There are at least 64 credit rating agencies worldwide. Many had conflicts of interest, lacked transparency or closed the corral door after the livestock left.
As many as 80% of Consumer credit rating files were found to have compromised, inaccurate or outdated information. Consumers and investors learned they cannot rely on so-called Credit Rating Agencies. Not only were these companies wrong on their AAA rated sub-prime mortgage securities, they were painfully late lowering credit ratings in response to changing credit conditions in some critical instances preceding trillions of dollars of losses.
Perhaps it is the fact AAA credit ratings were bought by the entities rated or their underwriters rather than investors.
Perhaps they hoped for short-term memories of burned investors to stay in business.
Seasoned investors recall defaulted New York City Municipal notes that required the Municipal Assistance Corporation backed by pensions and New York State in 1975, Washington Public Power Supply System “Whoops” Nuclear Plants that defaulted in 1983, with Courts holding government irresponsible and requiring utility customers to still pay interest and principle on billions of dollars of abandoned plants.

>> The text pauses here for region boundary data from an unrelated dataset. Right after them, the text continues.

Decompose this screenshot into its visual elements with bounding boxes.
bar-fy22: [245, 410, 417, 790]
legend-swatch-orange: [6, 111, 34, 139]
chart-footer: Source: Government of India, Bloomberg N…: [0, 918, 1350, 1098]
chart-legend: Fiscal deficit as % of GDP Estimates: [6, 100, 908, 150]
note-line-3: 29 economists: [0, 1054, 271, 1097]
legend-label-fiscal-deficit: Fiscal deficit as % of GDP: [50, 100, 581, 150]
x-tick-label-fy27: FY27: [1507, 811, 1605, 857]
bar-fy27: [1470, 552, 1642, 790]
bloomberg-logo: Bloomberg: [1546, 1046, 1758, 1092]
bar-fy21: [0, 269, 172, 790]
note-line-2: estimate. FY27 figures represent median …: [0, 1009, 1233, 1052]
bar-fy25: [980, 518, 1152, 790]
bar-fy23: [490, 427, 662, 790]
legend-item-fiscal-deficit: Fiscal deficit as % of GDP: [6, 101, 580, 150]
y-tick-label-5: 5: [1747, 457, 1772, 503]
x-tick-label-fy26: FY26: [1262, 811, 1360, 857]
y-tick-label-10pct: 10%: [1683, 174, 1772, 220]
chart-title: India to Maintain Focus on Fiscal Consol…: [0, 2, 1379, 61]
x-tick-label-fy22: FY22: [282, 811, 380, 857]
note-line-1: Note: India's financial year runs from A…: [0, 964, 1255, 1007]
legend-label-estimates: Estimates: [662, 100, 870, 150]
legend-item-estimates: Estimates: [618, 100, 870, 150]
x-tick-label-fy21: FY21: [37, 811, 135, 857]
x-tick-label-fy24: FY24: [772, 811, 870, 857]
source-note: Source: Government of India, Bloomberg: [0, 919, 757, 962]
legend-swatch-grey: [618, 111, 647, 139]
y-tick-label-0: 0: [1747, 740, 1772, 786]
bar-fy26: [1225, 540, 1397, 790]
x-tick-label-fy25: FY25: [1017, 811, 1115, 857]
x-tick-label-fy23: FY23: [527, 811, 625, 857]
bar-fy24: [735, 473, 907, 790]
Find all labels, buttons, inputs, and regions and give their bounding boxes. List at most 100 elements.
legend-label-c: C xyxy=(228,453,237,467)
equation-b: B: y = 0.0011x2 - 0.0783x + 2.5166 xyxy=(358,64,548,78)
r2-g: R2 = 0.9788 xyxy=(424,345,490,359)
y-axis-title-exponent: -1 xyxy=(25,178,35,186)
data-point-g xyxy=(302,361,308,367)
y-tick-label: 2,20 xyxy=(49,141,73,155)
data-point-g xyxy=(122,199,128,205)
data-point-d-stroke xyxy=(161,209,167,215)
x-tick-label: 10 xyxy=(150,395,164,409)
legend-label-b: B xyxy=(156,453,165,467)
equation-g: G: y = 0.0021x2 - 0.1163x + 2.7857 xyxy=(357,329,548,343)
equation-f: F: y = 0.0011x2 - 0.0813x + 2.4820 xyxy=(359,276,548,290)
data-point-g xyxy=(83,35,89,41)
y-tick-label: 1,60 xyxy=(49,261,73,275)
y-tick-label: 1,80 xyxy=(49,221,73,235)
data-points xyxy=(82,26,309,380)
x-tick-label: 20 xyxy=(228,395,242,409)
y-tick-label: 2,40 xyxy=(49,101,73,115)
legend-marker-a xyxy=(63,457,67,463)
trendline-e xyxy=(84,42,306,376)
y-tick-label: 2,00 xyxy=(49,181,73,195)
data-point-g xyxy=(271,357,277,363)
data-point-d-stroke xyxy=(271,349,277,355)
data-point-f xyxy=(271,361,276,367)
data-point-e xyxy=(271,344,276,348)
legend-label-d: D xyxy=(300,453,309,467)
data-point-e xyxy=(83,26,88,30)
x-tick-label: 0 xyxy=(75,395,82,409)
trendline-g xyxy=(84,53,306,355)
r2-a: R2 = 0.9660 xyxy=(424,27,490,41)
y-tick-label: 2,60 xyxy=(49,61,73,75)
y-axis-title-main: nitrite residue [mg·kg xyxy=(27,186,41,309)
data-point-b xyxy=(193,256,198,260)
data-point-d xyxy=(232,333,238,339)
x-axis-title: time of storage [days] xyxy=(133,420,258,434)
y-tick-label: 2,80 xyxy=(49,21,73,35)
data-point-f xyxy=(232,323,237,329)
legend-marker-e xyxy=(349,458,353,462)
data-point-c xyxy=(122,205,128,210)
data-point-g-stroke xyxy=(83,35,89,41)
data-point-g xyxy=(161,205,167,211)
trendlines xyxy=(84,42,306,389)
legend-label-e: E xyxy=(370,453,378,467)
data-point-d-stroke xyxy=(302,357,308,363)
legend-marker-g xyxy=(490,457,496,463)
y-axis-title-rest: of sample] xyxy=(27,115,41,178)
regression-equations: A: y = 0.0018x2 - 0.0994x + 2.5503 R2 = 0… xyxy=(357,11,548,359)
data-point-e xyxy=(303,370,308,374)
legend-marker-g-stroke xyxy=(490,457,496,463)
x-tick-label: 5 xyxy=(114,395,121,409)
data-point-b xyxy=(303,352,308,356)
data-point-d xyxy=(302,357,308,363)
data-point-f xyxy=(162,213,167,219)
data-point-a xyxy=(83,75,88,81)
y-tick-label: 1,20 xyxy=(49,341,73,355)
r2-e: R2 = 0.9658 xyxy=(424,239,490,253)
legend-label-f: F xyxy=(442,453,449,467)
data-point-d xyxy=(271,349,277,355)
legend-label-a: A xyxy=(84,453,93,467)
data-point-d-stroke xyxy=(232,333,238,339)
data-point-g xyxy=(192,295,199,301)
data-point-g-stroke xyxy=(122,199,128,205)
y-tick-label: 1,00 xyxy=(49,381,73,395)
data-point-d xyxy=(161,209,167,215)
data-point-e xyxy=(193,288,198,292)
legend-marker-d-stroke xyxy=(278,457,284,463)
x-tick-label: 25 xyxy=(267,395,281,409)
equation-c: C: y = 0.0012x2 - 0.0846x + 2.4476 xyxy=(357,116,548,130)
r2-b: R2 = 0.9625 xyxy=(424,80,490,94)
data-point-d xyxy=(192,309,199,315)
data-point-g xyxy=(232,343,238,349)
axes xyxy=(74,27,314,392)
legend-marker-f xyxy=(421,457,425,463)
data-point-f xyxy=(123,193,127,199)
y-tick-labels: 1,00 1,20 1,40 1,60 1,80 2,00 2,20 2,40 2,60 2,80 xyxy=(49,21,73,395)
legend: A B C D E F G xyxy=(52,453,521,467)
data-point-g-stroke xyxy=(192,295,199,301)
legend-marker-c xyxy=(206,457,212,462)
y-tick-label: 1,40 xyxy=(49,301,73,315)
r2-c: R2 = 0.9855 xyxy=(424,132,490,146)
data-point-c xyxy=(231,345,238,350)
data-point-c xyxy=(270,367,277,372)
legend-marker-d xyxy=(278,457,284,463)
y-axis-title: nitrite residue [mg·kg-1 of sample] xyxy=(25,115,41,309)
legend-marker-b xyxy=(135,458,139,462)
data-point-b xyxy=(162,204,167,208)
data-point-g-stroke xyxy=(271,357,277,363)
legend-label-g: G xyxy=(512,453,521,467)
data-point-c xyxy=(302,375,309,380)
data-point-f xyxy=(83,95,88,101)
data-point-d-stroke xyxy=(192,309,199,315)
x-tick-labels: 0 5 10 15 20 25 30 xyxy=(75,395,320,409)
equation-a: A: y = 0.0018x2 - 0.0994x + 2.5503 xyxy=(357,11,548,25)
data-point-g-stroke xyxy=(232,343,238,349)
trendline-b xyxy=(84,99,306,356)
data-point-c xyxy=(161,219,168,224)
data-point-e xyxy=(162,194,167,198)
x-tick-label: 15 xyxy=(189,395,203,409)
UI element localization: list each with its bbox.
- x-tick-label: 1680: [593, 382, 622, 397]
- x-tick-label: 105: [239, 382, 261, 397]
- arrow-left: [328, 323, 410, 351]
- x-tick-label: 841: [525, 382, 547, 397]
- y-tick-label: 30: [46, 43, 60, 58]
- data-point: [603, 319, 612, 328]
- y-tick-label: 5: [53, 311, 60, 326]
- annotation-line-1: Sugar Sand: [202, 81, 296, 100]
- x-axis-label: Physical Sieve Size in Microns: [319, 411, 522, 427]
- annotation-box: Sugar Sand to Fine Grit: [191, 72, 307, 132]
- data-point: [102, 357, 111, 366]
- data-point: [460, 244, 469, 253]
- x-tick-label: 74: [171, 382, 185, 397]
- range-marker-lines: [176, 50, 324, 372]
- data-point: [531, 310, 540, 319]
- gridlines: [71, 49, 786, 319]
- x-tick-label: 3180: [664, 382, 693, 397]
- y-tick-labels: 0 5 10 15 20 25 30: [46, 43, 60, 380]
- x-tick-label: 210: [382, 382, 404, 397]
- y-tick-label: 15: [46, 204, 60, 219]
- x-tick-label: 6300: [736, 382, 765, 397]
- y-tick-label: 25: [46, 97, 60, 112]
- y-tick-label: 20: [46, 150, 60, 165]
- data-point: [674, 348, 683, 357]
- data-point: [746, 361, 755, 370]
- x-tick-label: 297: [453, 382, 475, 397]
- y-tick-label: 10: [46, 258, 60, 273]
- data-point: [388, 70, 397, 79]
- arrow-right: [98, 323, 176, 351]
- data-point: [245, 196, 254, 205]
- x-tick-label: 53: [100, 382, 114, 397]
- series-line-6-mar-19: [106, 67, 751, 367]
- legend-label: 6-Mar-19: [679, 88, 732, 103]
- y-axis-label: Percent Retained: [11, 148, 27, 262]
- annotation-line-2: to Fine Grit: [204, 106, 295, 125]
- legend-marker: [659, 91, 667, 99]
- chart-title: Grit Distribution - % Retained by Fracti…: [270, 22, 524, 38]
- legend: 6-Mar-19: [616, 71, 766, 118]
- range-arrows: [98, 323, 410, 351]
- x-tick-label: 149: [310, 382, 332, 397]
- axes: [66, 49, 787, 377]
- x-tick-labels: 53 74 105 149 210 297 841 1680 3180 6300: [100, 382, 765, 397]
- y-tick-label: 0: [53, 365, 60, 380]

We recall Sovereign Bank Loans to Lesser Developed Country LDC debts of Argentina, Brazil, Mexico, Russia and others in the Seventies, allegedly backed by natural resources and economic growth, that tumbled into credit and currency defaults and debt forgiveness worked out by Banks, International Monetary Fund and World Bank described by some as rapacious or uneconomic in their foreclosures.
Today we consider AAA Government Agencies like Fannie Mae, Federal Deposit Insurance Corporation, Freddie Mac, Pension Benefit Guaranty Corporation or corporations like AIG, Bank America, Chrysler, CitiGroup or General Motors required bailouts while creditors and shareholders were robbed in favor of unearned employee bonuses or unions.
In response to failed Rating companies, new ones paid by investors sprang up like Weiss Ratings.